2.2 Demand side: Apparent consumption rebounded slightly, but overall weak
The apparent consumption of large varieties of steel on Friday was 8.5777 million tons, up 47,800 tons month-on-month. Among them, the apparent consumption of building materials was 2.9001 million tons, up 117,500 tons month-on-month; but the apparent consumption of plates was 5.6776 million tons, down 69,700 tons month-on-month, showing the structural differentiation of demand recovery.
3 Raw material costs: continue to run at a high level
Raw material prices remain high, supporting steel prices.
4 Market outlook and future trends
Recent market expectations
For the steel market in September, institutions generally believe that there may be a weak shock pattern, but there are also some positive factors worth paying attention to:
The demand side is expected to rebound marginally: the traditional peak season "Golden Nine and Silver Ten" is coming, the impact of extreme weather is gradually subsiding, and the outdoor construction progress is expected to return to normal. The manufacturing industry has entered the production preparation cycle, and the resilience of plate demand may be strengthened.
Cost support may weaken but remains: current raw material prices continue to be high, and corporate profits are shrinking. The steel and coke game has intensified, and the eighth round of coke has risen or is difficult to land; Iron ore shipments have also gradually returned to normal, and the high prices in the early stage are expected to fall in September.
The impact of policy regulation: The "Work Plan for Stable Growth of the Iron and Steel Industry" jointly issued by the Ministry of Industry and Information Technology and other departments proposes measures such as the implementation of precise regulation and control of production capacity and output.

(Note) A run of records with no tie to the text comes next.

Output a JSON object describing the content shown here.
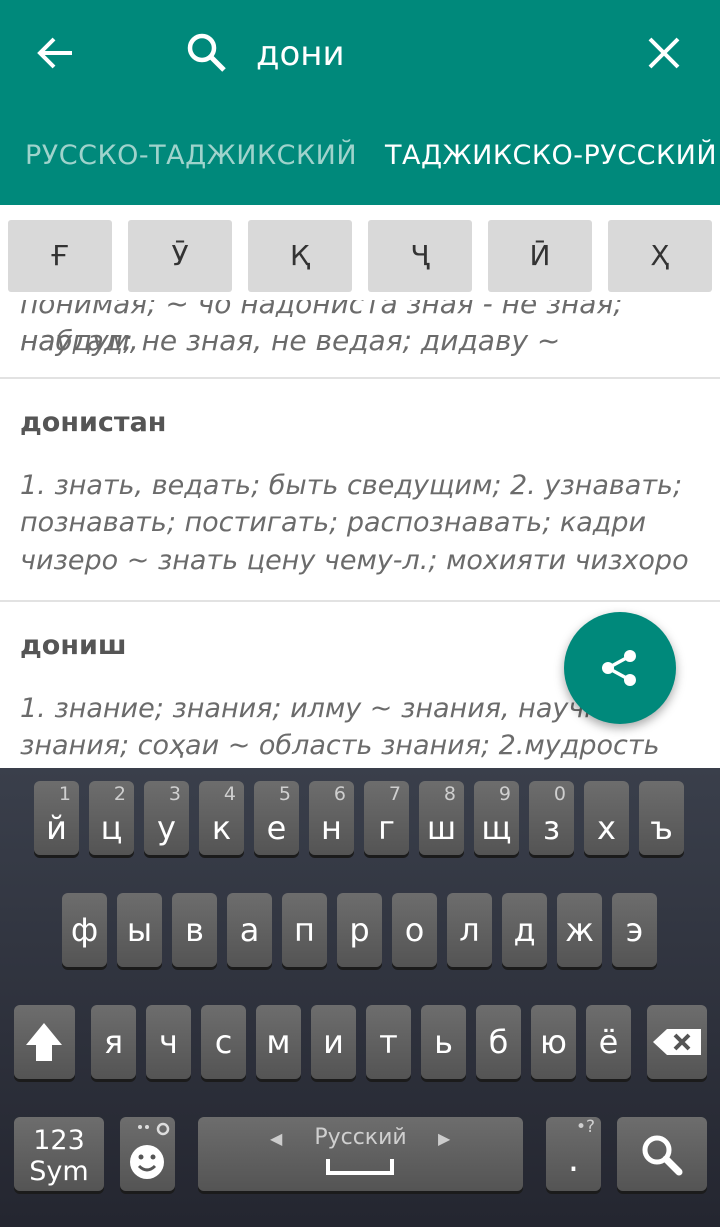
{
  "search": {
    "query": "дони"
  },
  "tabs": [
    {
      "label": "РУССКО-ТАДЖИКСКИЙ"
    },
    {
      "label": "ТАДЖИКСКО-РУССКИЙ"
    }
  ],
  "special_chars": [
    "Ғ",
    "Ӯ",
    "Қ",
    "Ҷ",
    "Ӣ",
    "Ҳ"
  ],
  "entries": {
    "partial_line_1": "понимая; ~ чо надониста зная - не зная; набдум,",
    "partial_line_2": "наугад; не зная, не ведая; дидаву ~",
    "e1_headword": "донистан",
    "e1_def_line_1": "1. знать, ведать; быть сведущим; 2. узнавать;",
    "e1_def_line_2": "познавать; постигать; распознавать; кадри",
    "e1_def_line_3": "чизеро ~ знать цену чему-л.; мохияти чизхоро",
    "e2_headword": "дониш",
    "e2_def_line_1": "1. знание; знания; илму ~ знания, научные",
    "e2_def_line_2": "знания; соҳаи ~ область знания; 2.мудрость"
  },
  "keyboard": {
    "row1": [
      {
        "k": "й",
        "n": "1"
      },
      {
        "k": "ц",
        "n": "2"
      },
      {
        "k": "у",
        "n": "3"
      },
      {
        "k": "к",
        "n": "4"
      },
      {
        "k": "е",
        "n": "5"
      },
      {
        "k": "н",
        "n": "6"
      },
      {
        "k": "г",
        "n": "7"
      },
      {
        "k": "ш",
        "n": "8"
      },
      {
        "k": "щ",
        "n": "9"
      },
      {
        "k": "з",
        "n": "0"
      },
      {
        "k": "х",
        "n": ""
      },
      {
        "k": "ъ",
        "n": ""
      }
    ],
    "row2": [
      "ф",
      "ы",
      "в",
      "а",
      "п",
      "р",
      "о",
      "л",
      "д",
      "ж",
      "э"
    ],
    "row3": [
      "я",
      "ч",
      "с",
      "м",
      "и",
      "т",
      "ь",
      "б",
      "ю",
      "ё"
    ],
    "sym_label_1": "123",
    "sym_label_2": "Sym",
    "space_language": "Русский",
    "period_hint": "•?",
    "period": "."
  },
  "colors": {
    "primary": "#00897b",
    "tab_inactive": "#9fd3cc",
    "key_bg": "#616161"
  }
}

On the whole, the steel market is expected to repeatedly play between "strong cost" and "weak demand" in the short term, and the price is likely to maintain a volatile pattern. The key is to pay attention to the degree of demand fulfillment in the traditional peak season of "Golden Sep and Silver Oct" and the rhythm and intensity of subsequent production reduction policies.
5 Summary: The core characteristics of the steel market in this week
From August 25 to 29, 2025, the steel market continued the overall situation of weak supply and demand and high costs. On the one hand, the demand side, especially construction steel, continues to be sluggish, although the apparent consumption has rebounded slightly month-on-month, but the overall is still weak, and inventory continues to accumulate; On the other hand, the strength of raw material prices such as coke constitutes strong cost support, so that steel prices have not fallen unilaterally and deeply in the face of weak demand, but have fallen into a shock stalemate.
This game between "strong cost" and "weak demand" is the key to understanding the current steel market.